This application model exemplifies the setup of a moving bed, thermal, and compressible system with both volumetric and discrete reaction chemistry using Barracuda Virtual Reactor (referred to as Barracuda in the remainder of the post). It also demonstrates the usage of the user-defined rate expression feature in Barracuda. In this post, the model results are presented and compared with 2D isometric results from available literature.

 

 

 

In the MIDREX process, reduced iron is produced from iron ore using a shaft furnace. In the furnace, iron ore pellets consisting of hematite are fed in through the top of the shaft furnace where they flow countercurrent to a reducing gas mixture containing hydrogen and carbon monoxide. This gas mixture is obtained from the catalytic reforming of natural gas. The solids descend down the shaft furnace in a moving bed as they undergo reduction, and are transported to the outlet at the bottom where they are released as the reduced iron product. An additional cool natural gas stream is fed in along with a portion of the reducing gas mixture to the bottom of the vessel, which cools the product to a lower temperature and supports the solids in the moving bed. The model domain includes only the shaft furnace and not the catalytic reforming of natural gas.

Model Definition

The geometry used for this model was sourced from a paper describing the operating conditions for a MIDREX plant in Quebec, Canada (Hamadeh et al., 2018). The input data for this plant, including flow rates, compositions, and pressures, are provided in Hamadeh et al., 2018 and are used for this model setup. The smallest diameter of the vessel spans 2 m in the cooling section and the widest at 5.5 meters in the reducing section. The vessel is 25 m in height with a 15 m tall reducing section and a 10 m tall cooling section. The shaft furnace is divided into 3 different zones: the cooling zone, reducing zone, and transition zone. In the cooling zone, a low-temperature (41 °C) gas stream containing a high fraction of methane is fed in at a rate of 7.7 kg/s, which cools down the solids to a temperature of 285 °C. Per specifications described in Hamadeh et al., 2018, 10% of the cooling gas is allowed up from the cooling section into the reducing section. The flow of gas up the furnace and into the reducing section is controlled by adjusting the flow at the gas vent Flow BC. To achieve 10% flow into the reducing section, the flow rate out of the gas vent is set at 7 kg/s.

In the reducing zone, reducing gas at a temperature of 957 °C is fed in through the outer wall. The gas requires preheating to reach a suitable temperature for the operation of the furnace, primarily due to the endothermic nature of the reduction reactions involving hydrogen.

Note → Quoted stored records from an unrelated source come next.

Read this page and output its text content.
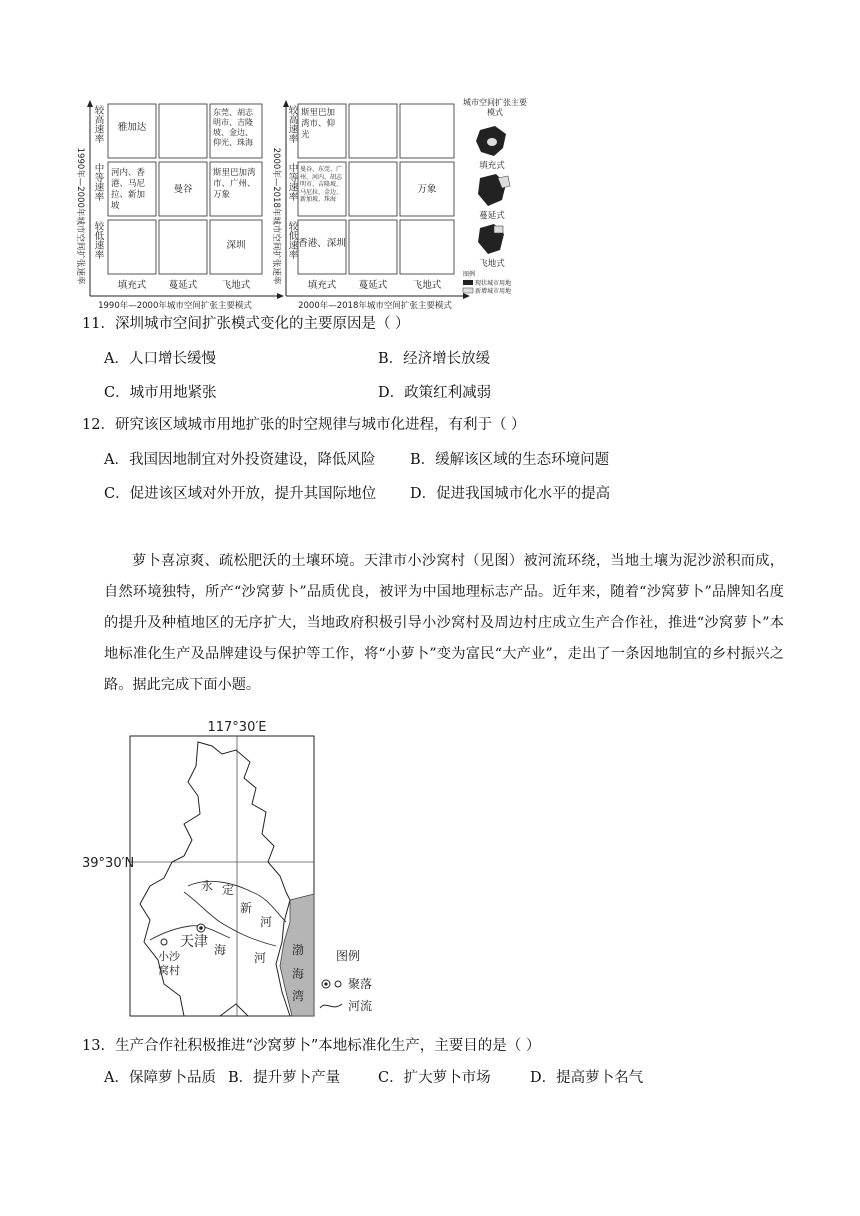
1990年—2000年城市空间扩张速率
较高速率
中等速率
较低速率
雅加达
东莞、胡志明市、吉隆坡、金边、仰光、珠海
河内、香港、马尼拉、新加坡
曼谷
斯里巴加湾市、广州、万象
深圳
填充式 蔓延式	飞地式
1990年—2000年城市空间扩张主要模式
2000年—2018年城市空间扩张速率
较高速率
中等速率
较低速率
斯里巴加湾市、仰光
曼谷、东莞、广州、河内、胡志明市、吉隆坡、马尼拉、金边、新加坡、珠海
万象
香港、深圳
填充式 蔓延式	飞地式
2000年—2018年城市空间扩张主要模式
城市空间扩张主要模式
填充式
蔓延式
飞地式
图例
现状城市用地
新增城市用地
11．深圳城市空间扩张模式变化的主要原因是（ ）
A．人口增长缓慢	B．经济增长放缓
C．城市用地紧张	D．政策红利减弱
12．研究该区域城市用地扩张的时空规律与城市化进程，有利于（ ）
A．我国因地制宜对外投资建设，降低风险 B．缓解该区域的生态环境问题
C．促进该区域对外开放，提升其国际地位 D．促进我国城市化水平的提高
萝卜喜凉爽、疏松肥沃的土壤环境。天津市小沙窝村（见图）被河流环绕，当地土壤为泥沙淤积而成，自然环境独特，所产“沙窝萝卜”品质优良，被评为中国地理标志产品。近年来，随着“沙窝萝卜”品牌知名度的提升及种植地区的无序扩大，当地政府积极引导小沙窝村及周边村庄成立生产合作社，推进“沙窝萝卜”本地标准化生产及品牌建设与保护等工作，将“小萝卜”变为富民“大产业”，走出了一条因地制宜的乡村振兴之路。据此完成下面小题。
117°30′E
39°30′N
永 定
新
河
海
河
天津
小沙
窝村
渤
海
湾
图例
聚落
河流
13．生产合作社积极推进“沙窝萝卜”本地标准化生产，主要目的是（ ）
A．保障萝卜品质 B．提升萝卜产量	C．扩大萝卜市场	D．提高萝卜名气
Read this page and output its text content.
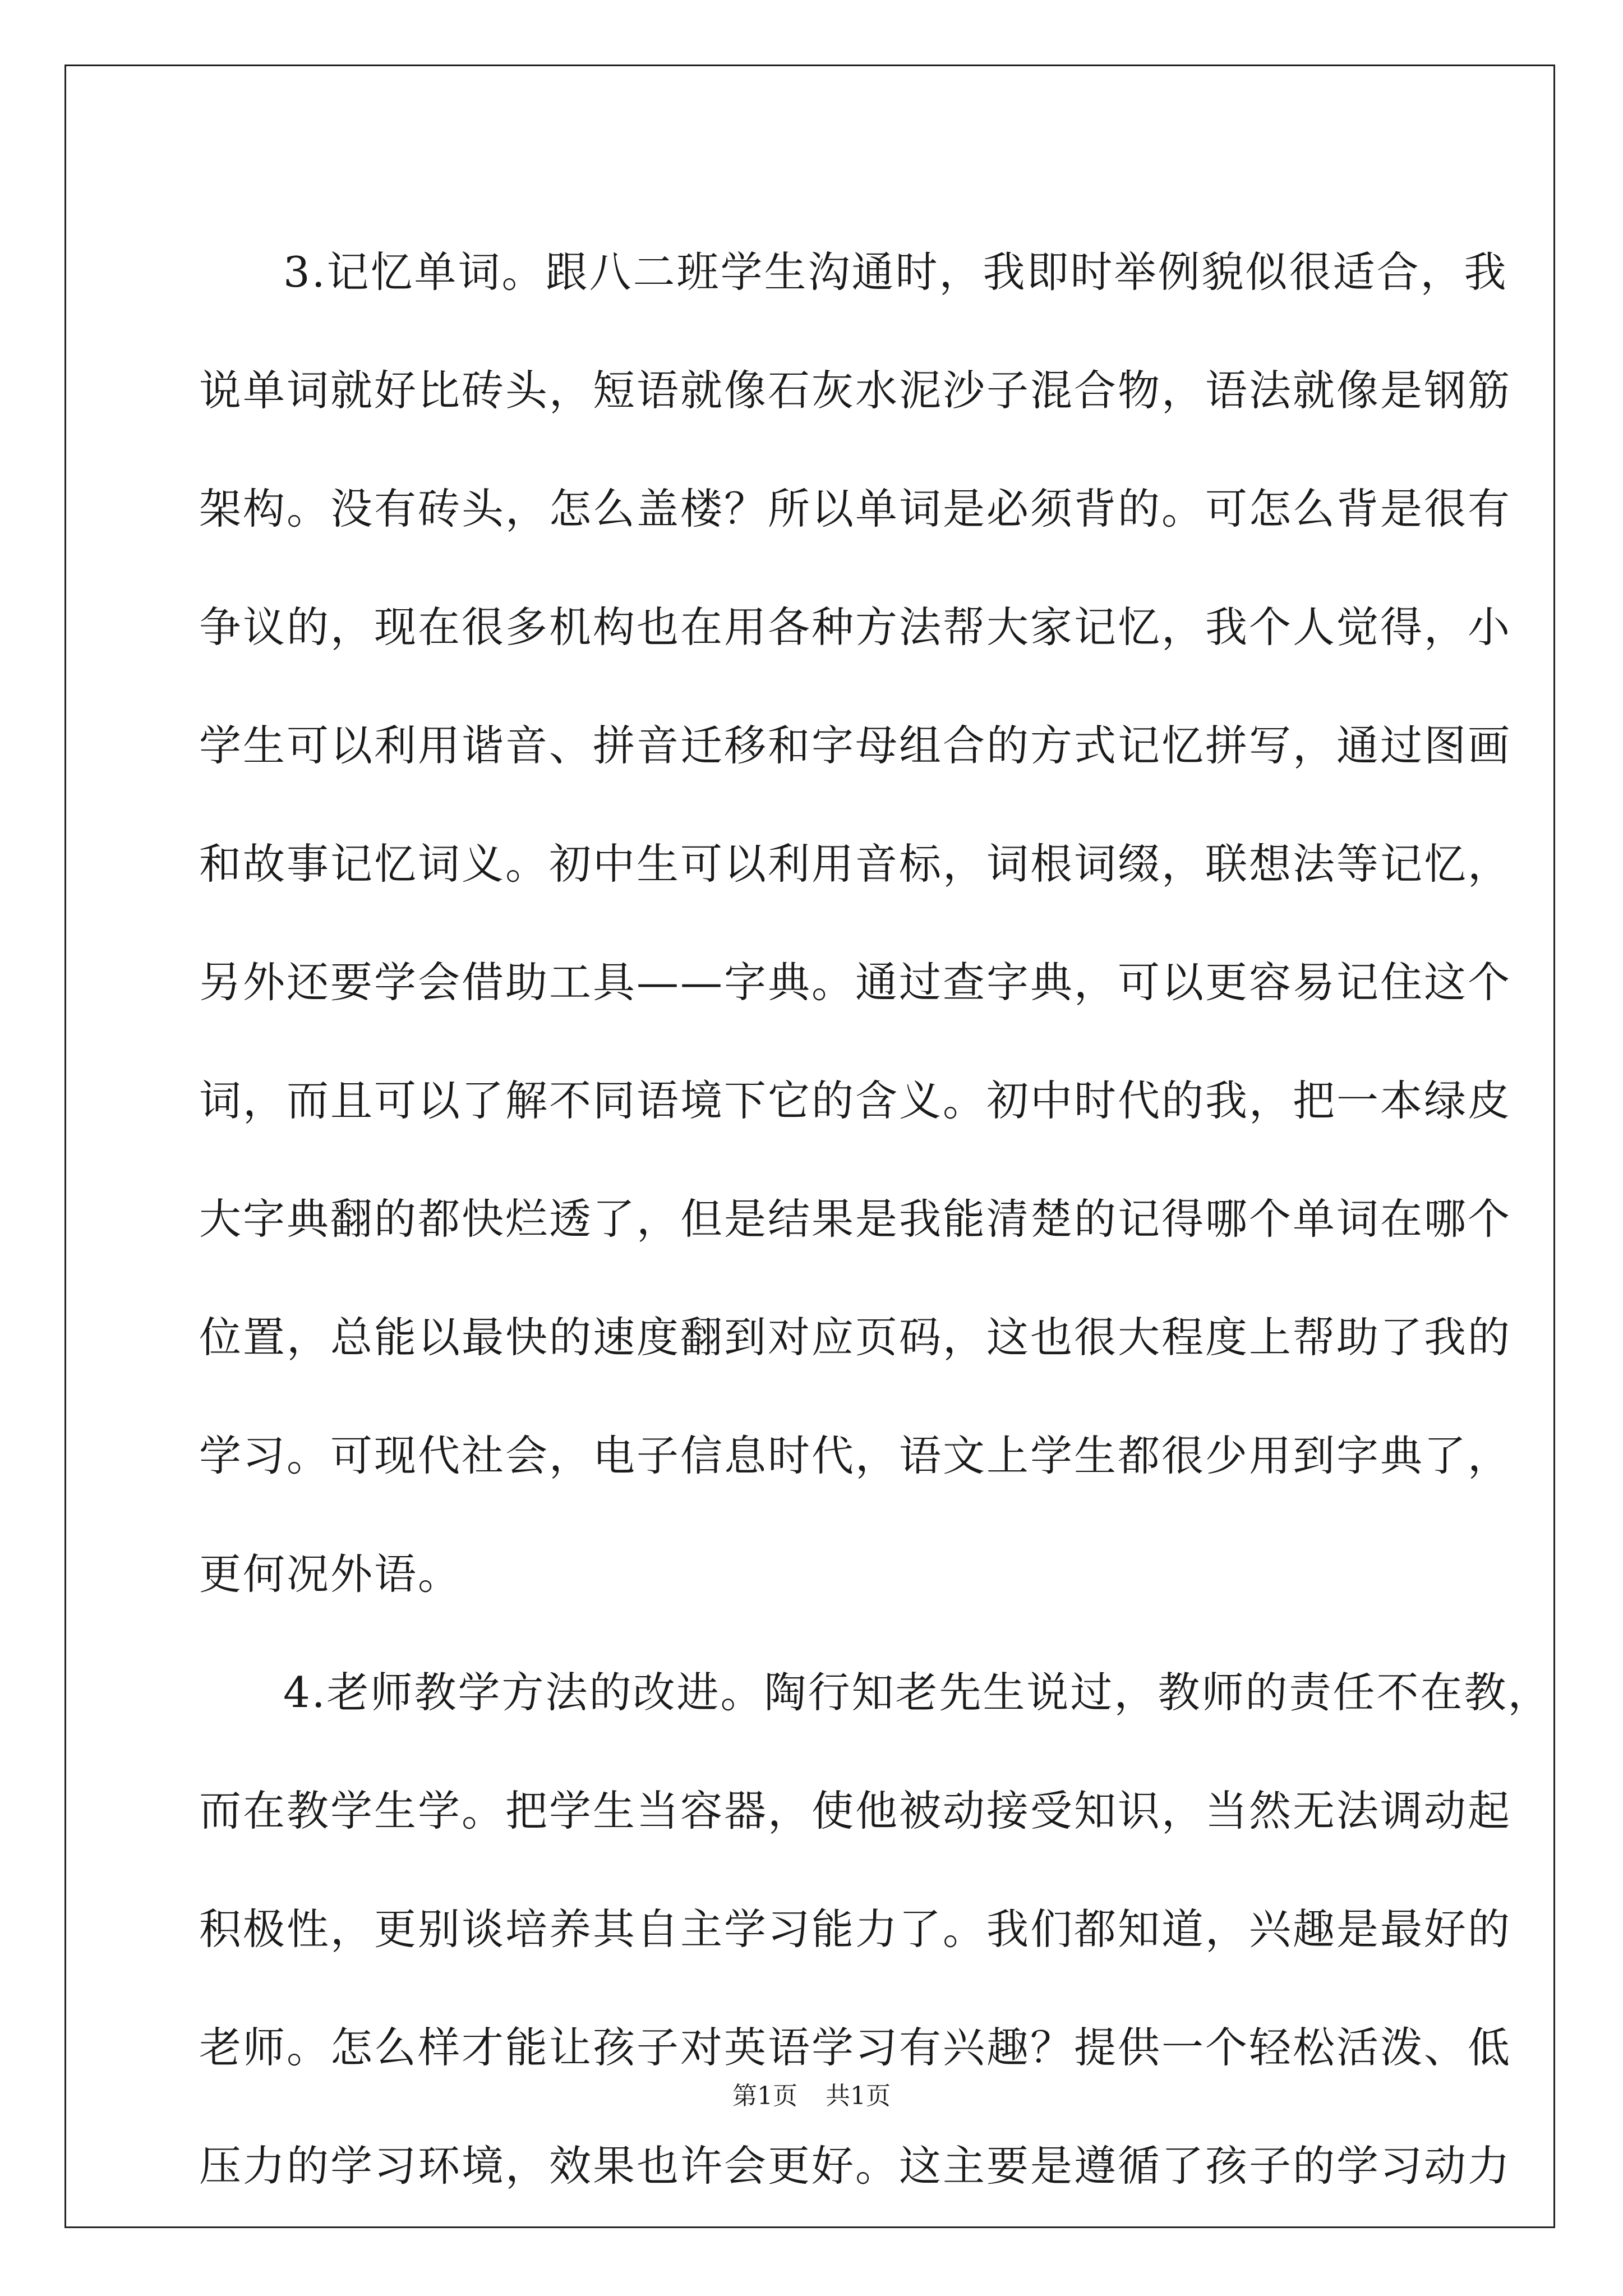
3.记忆单词。跟八二班学生沟通时，我即时举例貌似很适合，我
说单词就好比砖头，短语就像石灰水泥沙子混合物，语法就像是钢筋
架构。没有砖头，怎么盖楼？所以单词是必须背的。可怎么背是很有
争议的，现在很多机构也在用各种方法帮大家记忆，我个人觉得，小
学生可以利用谐音、拼音迁移和字母组合的方式记忆拼写，通过图画
和故事记忆词义。初中生可以利用音标，词根词缀，联想法等记忆，
另外还要学会借助工具——字典。通过查字典，可以更容易记住这个
词，而且可以了解不同语境下它的含义。初中时代的我，把一本绿皮
大字典翻的都快烂透了，但是结果是我能清楚的记得哪个单词在哪个
位置，总能以最快的速度翻到对应页码，这也很大程度上帮助了我的
学习。可现代社会，电子信息时代，语文上学生都很少用到字典了，
更何况外语。
4.老师教学方法的改进。陶行知老先生说过，教师的责任不在教，
而在教学生学。把学生当容器，使他被动接受知识，当然无法调动起
积极性，更别谈培养其自主学习能力了。我们都知道，兴趣是最好的
老师。怎么样才能让孩子对英语学习有兴趣？提供一个轻松活泼、低
压力的学习环境，效果也许会更好。这主要是遵循了孩子的学习动力
第1页 共1页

While the reduction by hydrogen is an endothermic process, the reduction by carbon monoxide is a slightly exothermic process. Therefore, including a mixture of the two species enables the system to recover some of the sensible heat lost to endothermic reduction reactions. The mixture composition is taken from MIDREX input data and is the product of the catalytic reforming of natural gas.

The particle species modeled include all the intermediate species involved in the three-step reduction of the iron ore, including hematite (Fe₂O₃), magnetite (Fe₃O₄), wustite (FeO), and iron (Fe). All species are defined with a uniform 15 mm particle diameter and a density of 3500 kg/m3. The remaining particle properties are functions of temperature in Barracuda. The Beetstra drag model is used to model the drag imposed one each particle species across the model. Due to the long residence times in the moving bed, the particle initial conditions are set to approximate a distribution of solids in the shaft furnace that is close to steady-state. A diagram of these Particle ICs can be seen in Figure 3. The initial particle and fluid temperature are both set at 650 °C. for all species except for the hematite (Fe2O3) which is set a lower initial temperature of 450 °C. This is intended to account for the lower temperature at which the hematite particles are fed into the top of the vessel. These particles are fed in at a temperature of -10 °C and then are rapidly heated by the hot gases flowing countercurrent to the solids.

 

Reaction Kinetics

The kinetics modeled in the shaft furnace system include both heterogeneous reactions between the particle and gas phase, which are modeled as discrete reactions, as well as gas-phase homogeneous reactions, which are modeled as stoichiometric reactions. Reactions 1-3 describe the reduction of the iron oxide by hydrogen and reactions 4-6 describe the solids reduction by carbon monoxide. Reaction 7-8 represent the carburization reactions by means of which carbon is deposited onto the particles. Reaction 9 describes the production of iron carbide (Fe₃C), a key component in steel production. Finally, Reactions 10-11 are gas-phase stoichiometric reactions which include water-gas shift and the steam methane reforming reaction. The full reaction set is included below:

$$ 3Fe_2O_3 + H_2 \rightarrow 2Fe_3O_4 + H_2O \quad \text{(1)} $$

$$ Fe_3O_4 + \frac{16}{19}H_2 \rightarrow \frac{60}{19}FeO + \frac{16}{19}H_2O \quad \text{(2)} $$

$$ FeO + H_2 \rightarrow Fe + H_2O \quad \text{(3)} $$

$$ 3Fe_2O_3 + CO \rightarrow 2Fe_3O_4 + CO_2 \quad \text{(4)} $$

$$ Fe_3O_4 + \frac{16}{19}CO \rightarrow \frac{60}{19}FeO + \frac{16}{19}CO_2 \quad \text{(5)} $$

$$ FeO + CO \rightarrow Fe + CO_2 \quad \text{(6)} $$

$$ 2CO \leftrightarrow C + CO_2 \quad \text{(7)} $$

$$ CH_4  \leftrightarrow C + 2H_2 \quad \text{(8)} $$

$$ 3Fe + 2CO \leftrightarrow Fe_3C + CO_2 \quad \text{(9)} $$

$$ CH_4 + H_2O \leftrightarrow CO + H_2 \quad \text{(10)} $$

$$ CO + H_2O \leftrightarrow CO_2 + H_2 \quad \text{(11)} $$

For modeling the reduction of the iron oxide pellet by both H₂ and CO (Reactions 1-6), the unreacted shrinking core model (UCSM) is used from Hara et al., 1976 and is described in detail in Immonen and Powell, 2024. This model assumes constant volume for the iron oxide pellet as the reaction progresses. In the standard UCSM model, both reaction resistances and diffusional resistances are modeled between each iron oxide layer in the pellet. For entry in Barracuda, these expressions have been simplified to include only the reaction resistances. It is also noted that the diffusional resistances described in Hara et al., 1976 have a high degree of uncertainty and were therefore neglected in this model (Hara et al., 1976).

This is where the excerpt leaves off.